I have just stumbled onto a new book about our current middle schoolers, high schoolers, and college students, which is called Generation iY:  Our Last Chance to Save Their Future by Tim Elmore.  I haven't read the book, so I can't speak directly to its value; however, the reviews of the book do raise some issues that I have been discussing recently with my fellow parents of tweens/teens.

Elmore argues that the students born after 1990--which is basically our "traditional" college, high school, and middle school population--differ significantly from the young people who have been labeled the Millennials, or Generation Y, because they have grown up in the era of I--Internet, iPods, iPhones, and iTunes.  This, claims Elmore, has led this population to focus on "I" (in a narcissistic way), and to be extremely advanced in dealing with technology, online social networks, and technology-mediated relationships, while not being very good in dealing with actual people or real life situation.

According to Elmore, who claims to have communicated with 50,000 students and educational staff and parents per year in writing the book, leads to young people who are:

  • Overwhelmed--So much is going on in their lives that 94% of colleges students agree with that description of themselves, with 44% saying they are so overwhelmed that they can barely function;
  • Over--connected--So attached to their cell phones and computers that they are connected full time, and almost consider these devices as "appendages" to their bodies;
  • Over-protected--Parents have tried so hard to meet their children's needs that it is a rude awakening when they enter a world that largely doesn't care what they think, need, or want;
  • Overserved--Longitudinal studies say this is the most self-obsessed generation in modern history.
On the other hand, the technological connection and media savvy of this group of people can make them much more socially aware and active than previous generations.  And so Elmore dubs them a "Generation of Paradox":  social, yet isolated; sheltered, yet pressured; self-absorbed, yet generous.

Elmore contends that the solution is for adults to assist with the human abilities that this technology focus has atrophied, particularly in regards to the spiritual, emotional, and relationship arenas.  He also states that adults who teach such students need to incorporate four qualities in their educational activities (qualities that I think are pretty much lacking in public education):
  • Experiential education
  • Participatory education
  • Image-rich education
  • Connected education
He also believes that today's students are increasingly right-brained, while traditional education continues to teach in a left-brained dominant way.

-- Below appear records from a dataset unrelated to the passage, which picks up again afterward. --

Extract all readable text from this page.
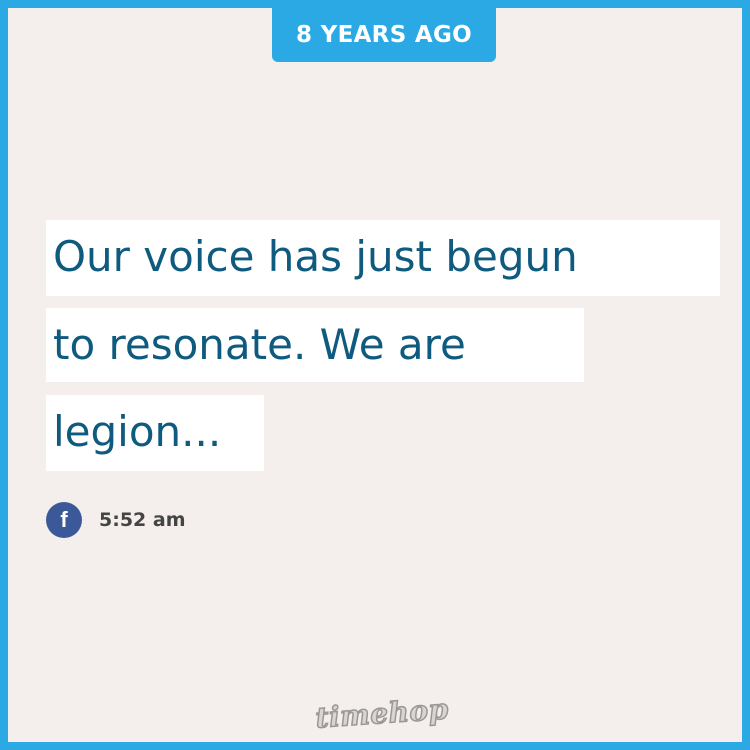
8 YEARS AGO
Our voice has just begun
to resonate. We are
legion...
f	5:52 am
timehop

As I said, I haven't read the book, so all of the above is basically hearsay.  And I think it actually applies more to college student than to middle schoolers.  Nonetheless, I think it raises interesting questions about the impact that growing up in such a technologically-connected world does to our children's experience and expectations, especially in regards to education.  I think it is a discussion that is worth us having--with our children's teachers, our fellow parents, our children, and ourselves.


  1. I am looking at Elmore's site, where he says he talked TO more than 250k students: http://www.growingleaders.org/index.php/about-us/about-tim.html
    That's broadcast.

    Connectivism in education is a good idea, though. Actually, all the ideas you listed are quite lovable.

  2. Yes, while I'm not sure about his characterization of this generation of learners, I like his proposed educational priorities.